Z przytupem drugą część gry rozpoczęła Julia Włodarczyk, jej centra była o milimetry od dotarcia do dobrze ustawionej Aleksandry Nieciąg. W 52. minucie wynik starcia otworzyła Nicola Brzęczek po dośrodkowaniu Klaudii Maciążki. Dobrą pracę na obrończyniach wykonała Dżesika Jaszek,  a wcześniej na obieg z Maciążką zagrała Patricia Hmirova. Kilka centymetrów od podwyższenia wyniku był duet wpisany już do protokołu meczowego, choć tym razem w odwróconych rolach: Włodarczyk wypuściła skrzydłem Brzęczek, ta zgrała na środek do Maciążki i piłka zatrzymała się na linii bramkowej po rykoszecie. Bliźniaczą akcję w 58. minucie, z pominięciem zgrania do środka, finalizowała sama Nicola Brzeczek, jednak zbyt długim prowadzeniem zmusiła się do sytuacyjnego i bardzo nieudanego strzału. W 63. minucie Dżesika Jaszek z Maciążką doskonale zagrały na jeden kontakt, ostatecznie jednak znów defensywa Rekordzistek zdołała zablokować zarówno dośrodkowanie Nieciąg, jak i strzał Włodarczyk. W 68. minucie doskonałe sytuacje miały Nicola Brzęczek oraz Aleksandra Nieciąg, jednak miały sporo pecha przy swoich próbach i nadal utrzymywał się wynik 1:0. W 74. minucie Klaudia Maciążka zeszła do środka boiska i choć jej podanie zostało zablokowane, to Dżesika Jaszek zdołała odzyskać posiadanie już w polu karnym i precyzyjnym strzałem przy słupku podwyższyła na 2:0. Wahadłowa powinna mieć na swoim koncie także asystę już chwilę później, jednak w zupełnie niezrozumiały sposób podała za plecy wszystkich swoich koleżanek spod linii końcowej. W 83. minucie jej podanie zakończyło się podobnym skutkiem, choć tym razem Hmirova zdołała zebrać wybitą piłkę i oddać strzał pełen fantazji. Dwie minuty później kolejną bramkę powinna mieć na swoim koncie Brzęczek, aż sama złapała się za głowę. Santa Vuskane udanie zastosowała skok pressingowy i wycofała do Włodarczyk, która przytomnie odnalazła wybiegającą w korytarz napastniczkę, a ta przelobowała golkiperkę, nie trafiając jednocześnie w szerokość bramki. W doliczonym czasie gry skrzydłowa zrozumiała gest Vuskane i posłała mocną piłkę za linię obrony, jednak te zamiary odgadnęła także Kinga Ptaszek i zatrzymała futbolówkę tuż przed głową Łotyszki.

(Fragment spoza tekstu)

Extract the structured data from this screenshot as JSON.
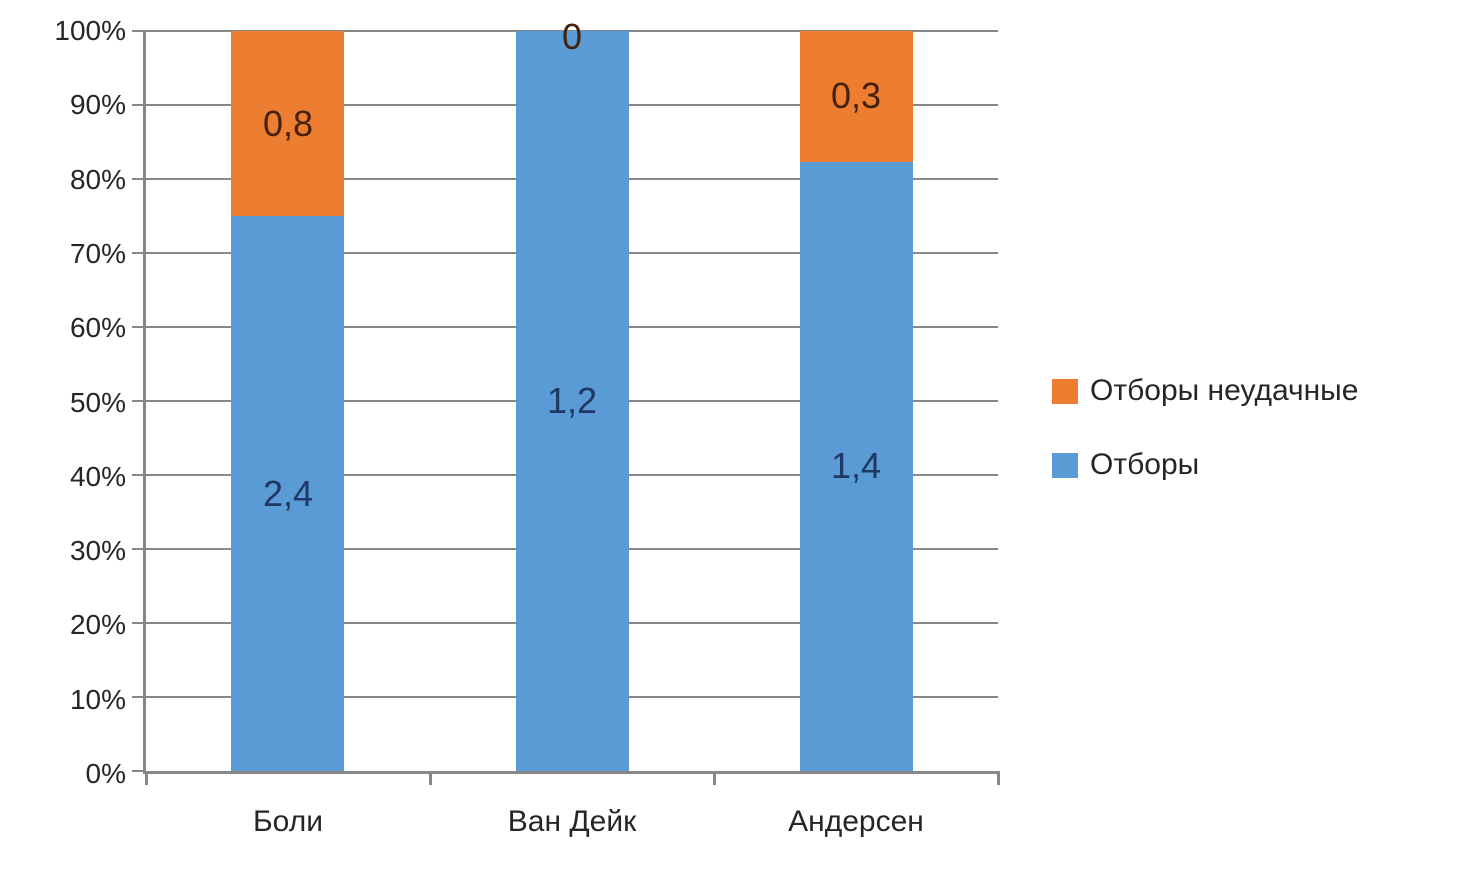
{
  "chart_data": {
    "type": "bar",
    "stacked": "percent",
    "title": "",
    "categories": [
      "Боли",
      "Ван Дейк",
      "Андерсен"
    ],
    "series": [
      {
        "name": "Отборы",
        "color": "#5B9BD5",
        "label_color": "#1F3864",
        "values": [
          2.4,
          1.2,
          1.4
        ],
        "labels": [
          "2,4",
          "1,2",
          "1,4"
        ]
      },
      {
        "name": "Отборы неудачные",
        "color": "#ED7D31",
        "label_color": "#44220B",
        "values": [
          0.8,
          0,
          0.3
        ],
        "labels": [
          "0,8",
          "0",
          "0,3"
        ]
      }
    ],
    "y_axis": {
      "min": 0,
      "max": 100,
      "step": 10,
      "format": "percent",
      "tick_labels": [
        "0%",
        "10%",
        "20%",
        "30%",
        "40%",
        "50%",
        "60%",
        "70%",
        "80%",
        "90%",
        "100%"
      ]
    },
    "legend": {
      "position": "right",
      "entries": [
        {
          "label": "Отборы неудачные",
          "color": "#ED7D31",
          "icon": "square-swatch-icon"
        },
        {
          "label": "Отборы",
          "color": "#5B9BD5",
          "icon": "square-swatch-icon"
        }
      ]
    },
    "grid": true,
    "gridline_color": "#878787",
    "axis_color": "#878787",
    "text_color": "#262626"
  }
}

GieKSa wygrała 2:0 i awansowała do 1/8 Pucharu Polski.

GKS Katowice – Rekord Bielsko-Biała 2:0 (0:0)
Bramki: Brzęczek (52), Jaszek (75).
GKS Katowice: Macała – Nowak, Zawadzka, Cyraniak – Dżesika Jaszek, Kozarzewska (82. Kalaberova), Hmirova, Włodarczyk – Maciążka, Nieciąg (77. Vuskane), Brzęczek (90. Langosz).
Rekord Bielsko-Biała: Ptaszek – Glinka, Dereń, Jendrzejczyk (82. Krysman), Niesłańczyk, Zgoda (67. Dębińska), Sowa, Janku, Gulec (67. Sikora), Katarzyna Jaszek (73. Conceicao), Bednarek (67. Długokęcka).
Kartki: Kozarzewska, Włodarczyk – Sowa.